Imaginemos al pequeño Nico, de cuatro años, que quiere desayunar gominolas y le decimos que no. Nico comienza a llorar, repetimos que no, llora más fuerte, no, más fuerte todavía, no, se tira al suelo y patalea, lo cogemos en brazos y se retuerce como una anguila, pues ahí te quedas llorando, nos persigue con su llanto, no nos deja en paz, ya nos empieza a desesperar, llora llora y llora, ¡toma las dichosas gominolas, pesado, pero cállate de una vez!Nicolás deja de llorar en el acto y sonríe.

Los padres suelen explicar que no han sido capaces de hacerle entender a su hijo que no podía desayunar golosinas y al final “se las tuvieron” que dar, y llegan a la conclusión de que el niño es demasiado pequeño para entender sus explicaciones y hay que esperar a que crezca un poco. Mientras tanto las rabietas se hacen habituales y los padres parece que esperan que desaparezcan solas.

En realidad Nicolás tiene una perfecta capacidad de aprendizaje, ¿y qué ha aprendido?, pues que si llora y patalea lo suficiente puede conseguir lo que quiera. A medida que crezca, cuando nos parezca que ya puede entender lo que le explicamos, las rabietas serán más intensas, y gritará más y durante más tiempo, e incluso puede que aparezcan elementos nuevos como golpes o insultos.
En este vídeo podemos ver un ejemplo de cómo se comporta un niño pequeño en pleno berrinche, llora, grita y se tira al suelo pero en cuanto los padres desaparecen de su vista se detiene, los busca y cuando sabe que lo están mirando empieza de nuevo su numerito, así una y otra vez.

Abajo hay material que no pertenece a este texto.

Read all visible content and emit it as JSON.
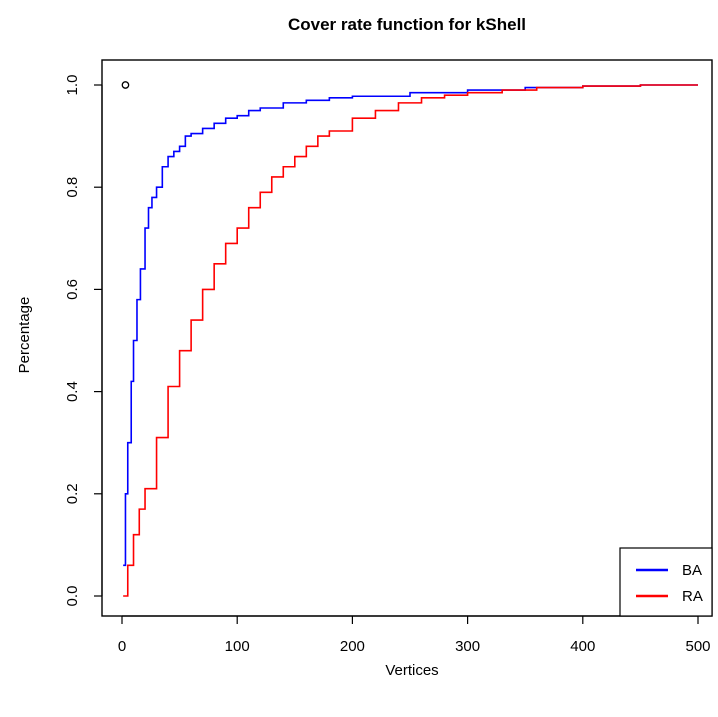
{
  "chart_data": {
    "type": "line",
    "title": "Cover rate function for kShell",
    "xlabel": "Vertices",
    "ylabel": "Percentage",
    "xlim": [
      0,
      500
    ],
    "ylim": [
      0,
      1
    ],
    "xticks": [
      0,
      100,
      200,
      300,
      400,
      500
    ],
    "xtick_labels": [
      "0",
      "100",
      "200",
      "300",
      "400",
      "500"
    ],
    "yticks": [
      0,
      0.2,
      0.4,
      0.6,
      0.8,
      1.0
    ],
    "ytick_labels": [
      "0.0",
      "0.2",
      "0.4",
      "0.6",
      "0.8",
      "1.0"
    ],
    "grid": false,
    "legend": {
      "position": "bottom-right",
      "entries": [
        {
          "name": "BA",
          "color": "#0000FF"
        },
        {
          "name": "RA",
          "color": "#FF0000"
        }
      ]
    },
    "series": [
      {
        "name": "BA",
        "color": "#0000FF",
        "x": [
          1,
          3,
          5,
          8,
          10,
          13,
          16,
          20,
          23,
          26,
          30,
          35,
          40,
          45,
          50,
          55,
          60,
          70,
          80,
          90,
          100,
          110,
          120,
          140,
          160,
          180,
          200,
          250,
          300,
          350,
          400,
          450,
          500
        ],
        "y": [
          0.06,
          0.2,
          0.3,
          0.42,
          0.5,
          0.58,
          0.64,
          0.72,
          0.76,
          0.78,
          0.8,
          0.84,
          0.86,
          0.87,
          0.88,
          0.9,
          0.905,
          0.915,
          0.925,
          0.935,
          0.94,
          0.95,
          0.955,
          0.965,
          0.97,
          0.975,
          0.978,
          0.985,
          0.99,
          0.995,
          0.998,
          1.0,
          1.0
        ]
      },
      {
        "name": "RA",
        "color": "#FF0000",
        "x": [
          1,
          5,
          10,
          15,
          20,
          30,
          40,
          50,
          60,
          70,
          80,
          90,
          100,
          110,
          120,
          130,
          140,
          150,
          160,
          170,
          180,
          200,
          220,
          240,
          260,
          280,
          300,
          330,
          360,
          400,
          450,
          500
        ],
        "y": [
          0.0,
          0.06,
          0.12,
          0.17,
          0.21,
          0.31,
          0.41,
          0.48,
          0.54,
          0.6,
          0.65,
          0.69,
          0.72,
          0.76,
          0.79,
          0.82,
          0.84,
          0.86,
          0.88,
          0.9,
          0.91,
          0.935,
          0.95,
          0.965,
          0.975,
          0.98,
          0.985,
          0.99,
          0.995,
          0.998,
          1.0,
          1.0
        ]
      }
    ],
    "points": [
      {
        "x": 3,
        "y": 1.0
      }
    ]
  }
}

¿Entonces qué deberíamos hacer? Cuando el niño hace una demanda decidimos si la podemos satisfacer o no, negociando con él, incluso aunque sea pequeño. Podemos decirle, si seguimos con el ejemplo de las gominolas, que si desayuna normalmente puede tomar una sola golosina, o que no puede tomar ninguna, lo que decidan los padres. Si empieza a llorar nos ponemos a su altura y le decimos que cuando esté tranquilo, sin llorar, hablaremos con él, pero que no le vamos a dar la golosina aunque llore. Si la rabieta aumenta de intensidad lo mejor es desaparecer de su vista, como hacen los adultos del vídeo. Si no cedemos a su capricho al final el niño dejará de llorar, aunque sea porque está agotado. En ese momento, cuando está tranquilo, podemos darle un abrazo y explicarle que nos gusta mucho que esté así, sin llorar ni gritar, y quizá pactar un momento adecuado para darle la golosina más tarde.
Si nos mantenemos firmes en esta actitud el niño aprenderá que las rabietas sólo sirven para que sus padres lo ignoren, y para él no será “rentable” tener una pataleta, con lo que más pronto que tarde abandonará esa conducta.

Lo mejor es que esto funciona con cualquier niño, incluso aunque ya esté acostumbrado a enrabietarse para conseguir lo que quiere. Sencillamente nos costará un poco más adaptarlo a la nueva situación y quizá los padres tendrán que aguantar berrinches peores un par de veces, pero funciona.